Un pour tous, tous pour Cruise
Fort heureusement pour les amoureux de Tom Cruise, The Final Reckoning s’articule principalement autour d’Ethan Hunt, offrant encore une fois la possibilité à son interprète de s’adonner à des prouesses physiques hors normes et à des numéros de haute voltige. Néanmoins, ces scènes spectaculaires s’étirent tellement dans la durée qu’elles perdent de fait en intensité.
Par ailleurs, elles se signalent par un manque flagrant de crédibilité, justifié pour renforcer la performance du comédien. Le long-métrage se mue en ode qui lui serait dédiée et se met, par conséquent, au service d’un dangereux culte de la personnalité.
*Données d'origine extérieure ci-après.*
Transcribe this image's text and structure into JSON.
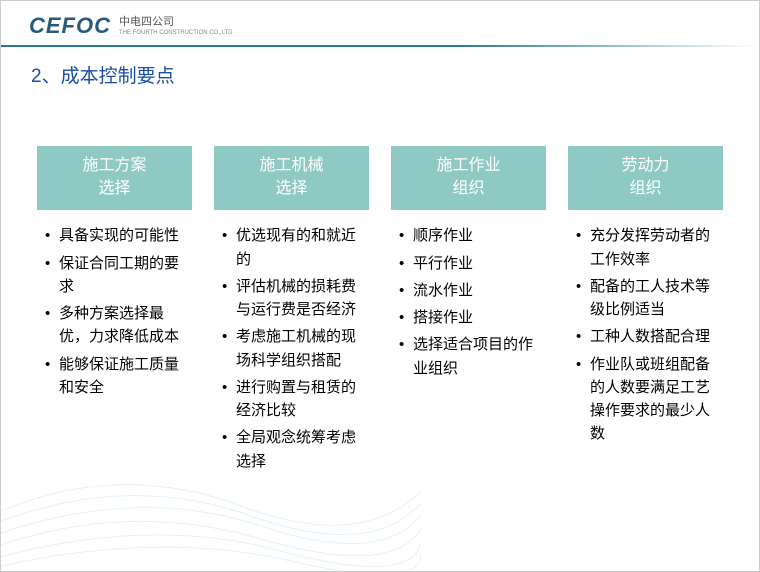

L’acteur n’a même pas besoin de son charisme naturel pour éclipser l’ensemble de la distribution puisque tout est orchestré pour qu’il s’érige en astre solaire autour duquel tous doivent graviter. Cette posture malhonnête sacrifie ainsi le reste des protagonistes sur l’autel du dieu Cruise, car il ne faut en aucun cas vexer sa majesté.

Et la première victime de ce procédé inique n’est autre qu’Hayley Atwell pourtant excellente dans Dead Reckoning (et authentique satisfaction de ce long-métrage). Désolant ! Surtout, on s’amuse d’un contraste évident ; alors que l’on clame pendant tout le film que l’équipe prime aux yeux d’Ethan Hunt, l’individualisme de son alter ego détruit l’intérêt initial du concept originel de Mission Impossible : celui de suivre un groupe d’espions refusant l’esbroufe de 007 et qui font corps devant les difficultés.
Il serait donc temps de sonner la fin de la récréation pour Ethan Hunt et la saga en général, tant on ressort éreinté de ce navrant marathon visuel de près de trois heures, frôlant l’ineptie permanente et qui s’inscrit dans un climat général médiocre.
Film américain de Christopher McQuarrie avec Tom Cruise, Hayley Atwell, Ving Rhames, Simon Pegg. Durée 2h51. Sortie le 21 mai 2025.
L’avis de Mathis Bailleur : Mission : Impossible –The Final Reckoning est la conclusion d’une saga qui n’aura cessé, jusqu’à sa toute fin et donc dans cet ultime épisode, de repousser les limites du possible. Ça passe avec une certaine naïveté et maladresse ici, mais témoigne surtout d’une touchante sincérité.